Section 1. Authority
The governing body of this Chapter shall be the Board of Directors. The Board
of Directors shall have supervision, control and direction of the affairs of
the Chapter, its committees and publications; shall determine its policies or
changes therein; shall actively prosecute its objectives and supervise the
disbursement of its funds. The Board may adopt such rules and regulations for
the conduct of its business as shall be deemed advisable and may, in the
execution of the powers granted, delegate certain of its authority and
responsibility to the Executive Committee, except that the Board shall
specifically reserve to itself the right and power to adopt a general budget,
purchase, sell or lease any real property, in annual dues and special fees or
assessments, elect officers and successors to any office which becomes vacant
unless any of the forgoing matters shall have been delegated to the Executive
Committee by a two-thirds vote of the Board. All disputes and grievances shall
be referred to the Board of Directors whose decision thereon shall be final and
binding upon all interested parties.
Section 2. Composition
and Manner of Election: Board of Directors shall consist of nine (9) Directors,
one of whom shall be the immediate Past President of the Chapter, and the
remaining eight (8) of whom shall be elected by the members at the Annual
Meeting. Directors of the Chapter shall
be Professional members, in good standing, and must be in active service as
Executives, Managers or Assistant Managers during their terms as Directors.
Section 3. Term of
The Directors, except for the President, Vice President, Secretary/Treasurer,
shall be elected for a term of one year, (Directors shall be elected by the
membership at the Annual Meeting for such term each year). The President, Vice
President, Secretary/Treasurer shall be elected for one-year terms and during
such terms they shall also be members of the Board of Directors.

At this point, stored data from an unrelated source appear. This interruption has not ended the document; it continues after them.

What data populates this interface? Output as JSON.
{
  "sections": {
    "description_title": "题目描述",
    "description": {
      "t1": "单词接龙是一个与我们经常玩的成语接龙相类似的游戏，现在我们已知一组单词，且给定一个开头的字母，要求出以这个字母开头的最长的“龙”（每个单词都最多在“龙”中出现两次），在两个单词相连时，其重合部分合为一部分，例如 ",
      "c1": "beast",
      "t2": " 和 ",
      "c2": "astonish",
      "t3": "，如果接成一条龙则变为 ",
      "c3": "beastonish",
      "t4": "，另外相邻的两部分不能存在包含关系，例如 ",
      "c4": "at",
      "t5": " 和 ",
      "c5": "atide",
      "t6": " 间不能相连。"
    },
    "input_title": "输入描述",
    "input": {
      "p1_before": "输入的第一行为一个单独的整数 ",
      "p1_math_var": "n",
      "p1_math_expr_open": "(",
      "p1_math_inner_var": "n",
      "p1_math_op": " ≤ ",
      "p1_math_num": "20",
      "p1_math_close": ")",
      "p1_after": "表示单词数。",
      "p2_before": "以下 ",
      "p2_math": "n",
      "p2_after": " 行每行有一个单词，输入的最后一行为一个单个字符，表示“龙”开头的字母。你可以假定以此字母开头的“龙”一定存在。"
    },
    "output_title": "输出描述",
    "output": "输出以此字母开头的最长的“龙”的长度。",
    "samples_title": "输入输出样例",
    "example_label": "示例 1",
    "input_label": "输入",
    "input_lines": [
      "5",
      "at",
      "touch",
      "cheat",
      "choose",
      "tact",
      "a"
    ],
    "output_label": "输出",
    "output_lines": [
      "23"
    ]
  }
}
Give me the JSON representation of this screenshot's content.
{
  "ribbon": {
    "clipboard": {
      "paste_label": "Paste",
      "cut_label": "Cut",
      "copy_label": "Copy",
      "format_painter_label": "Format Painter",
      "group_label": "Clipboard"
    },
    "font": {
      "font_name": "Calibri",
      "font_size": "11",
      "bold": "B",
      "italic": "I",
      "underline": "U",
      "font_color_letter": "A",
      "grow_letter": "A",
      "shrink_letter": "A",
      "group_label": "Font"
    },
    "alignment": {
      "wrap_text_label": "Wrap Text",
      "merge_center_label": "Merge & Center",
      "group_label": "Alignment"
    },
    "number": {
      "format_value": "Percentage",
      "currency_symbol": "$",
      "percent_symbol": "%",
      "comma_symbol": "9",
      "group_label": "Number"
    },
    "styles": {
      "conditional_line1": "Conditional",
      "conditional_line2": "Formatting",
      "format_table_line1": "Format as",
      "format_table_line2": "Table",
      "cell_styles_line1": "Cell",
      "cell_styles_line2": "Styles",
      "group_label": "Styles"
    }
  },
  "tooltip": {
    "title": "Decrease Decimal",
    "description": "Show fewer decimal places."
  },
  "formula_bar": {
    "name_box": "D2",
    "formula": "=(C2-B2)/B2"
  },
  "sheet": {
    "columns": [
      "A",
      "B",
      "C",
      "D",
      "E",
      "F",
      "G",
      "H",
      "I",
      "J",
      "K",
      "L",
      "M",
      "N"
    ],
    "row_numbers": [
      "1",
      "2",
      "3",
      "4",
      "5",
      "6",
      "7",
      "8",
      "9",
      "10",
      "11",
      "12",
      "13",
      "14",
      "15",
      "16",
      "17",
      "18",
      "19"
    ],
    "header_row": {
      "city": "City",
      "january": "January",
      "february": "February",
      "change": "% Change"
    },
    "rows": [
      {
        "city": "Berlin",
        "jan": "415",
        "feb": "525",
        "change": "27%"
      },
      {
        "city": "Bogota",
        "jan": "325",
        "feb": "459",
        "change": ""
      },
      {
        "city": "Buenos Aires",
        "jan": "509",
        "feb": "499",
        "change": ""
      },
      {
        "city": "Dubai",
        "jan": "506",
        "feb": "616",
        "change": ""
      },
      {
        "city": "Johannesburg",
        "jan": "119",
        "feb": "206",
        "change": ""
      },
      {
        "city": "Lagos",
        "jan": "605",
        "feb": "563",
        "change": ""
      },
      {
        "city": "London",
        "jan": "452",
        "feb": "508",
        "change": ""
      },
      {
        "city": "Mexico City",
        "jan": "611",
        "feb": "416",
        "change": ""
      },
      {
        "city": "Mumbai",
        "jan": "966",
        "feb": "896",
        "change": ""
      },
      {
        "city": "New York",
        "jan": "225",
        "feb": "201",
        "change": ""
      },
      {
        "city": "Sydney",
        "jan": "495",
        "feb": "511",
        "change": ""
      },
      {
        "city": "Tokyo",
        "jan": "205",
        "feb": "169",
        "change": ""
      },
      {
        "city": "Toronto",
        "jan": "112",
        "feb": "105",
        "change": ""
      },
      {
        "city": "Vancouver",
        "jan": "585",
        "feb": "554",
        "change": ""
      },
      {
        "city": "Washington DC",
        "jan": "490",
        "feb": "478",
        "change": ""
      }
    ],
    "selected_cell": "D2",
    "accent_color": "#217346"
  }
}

retiring President shall become an appointive, ex-officio member of the Board
of Directors at the time the elected successor takes office and shall remain
such an ex-officio member for one year or until the successor as President has
retired from office, whichever occurs last. The retiring President shall retain
the right to vote as Director for as long as the retiring President shall be an
ex-officio member of the Board of the Directors.
Director shall serve more than three (3) elected consecutive terms, unexpired
terms included, in other than the capacity of an officer. No officer shall
serve more than two (2) consecutive elected terms as President, Vice President,
voting for Directors, those candidates receiving the highest number of votes
shall be declared as elected Directors for the one-year term. In case of a tie
ballot for a particular vacancy, a new ballot shall be taken to determine which
of the candidates is to fill such vacancy.
Section 4. Meetings –
Regular meetings of the Board shall also be held at such time and places as the
Board may by resolution decide. Regular meetings may be called by the Executive
Committee, by giving each Director ten (10) days notice by mail or other mode of
transmittal. Special Meetings: Special Meetings of the Board may be called at
any time by the Executive Committee in the same manner as the regular meetings
are called, by giving to each Director three (3) days notice by mail or other
mode of transmittal. Waiver of Notice: Any notice in these By-Laws prescribed
may be waived, and attendance at the meeting shall be construed as a waiver of
notice thereof. Quorum: A majority of the members of the Board of Directors
then in office constitutes a quorum for the transaction of business. Any less
number may adjourn from time to time until a quorum is present.
Section 5. Order of
The Board of Directors may, from time to time, determine the order of business
at their meeting.
Section 6. Grievances: Should a member have
suffered an alleged injustice; the individual may submit such grievance to the
Board of Directors for review. The decision of the Board of Directors shall be
final. Such parties may appeal such decision to the Executive Committee which
may recommend reconsideration to the Board of Directors. All parties to such
complaint shall be heard by the Board of Directors and notice of such hearing
containing detail of the grievance shall be mailed to the individual and the
President and Secretary/Treasurer of the Chapter by Registered Mail at least
fifteen (15) days before the date of such hearing. The notice of such hearing
shall state the time and place of the hearing. Pending the rendering a final
decision by the Board of Directors, the individual shall retain membership in
the Club Managers Association of America.
Section 7. Vacancies: In the event of a
Director’s chair becoming vacant, the Board shall determine if it is
appropriate to fill the vacancy prior to the next annual meeting. The Board of
Directors shall, by a majority vote, elect a replacement Director to fill such
vacancy until the next annual meeting.
Section 8. Removal: The Board of Directors
may remove any Director for cause by an affirmative two-thirds (2/3) vote of
the Board present at any regular or special meeting.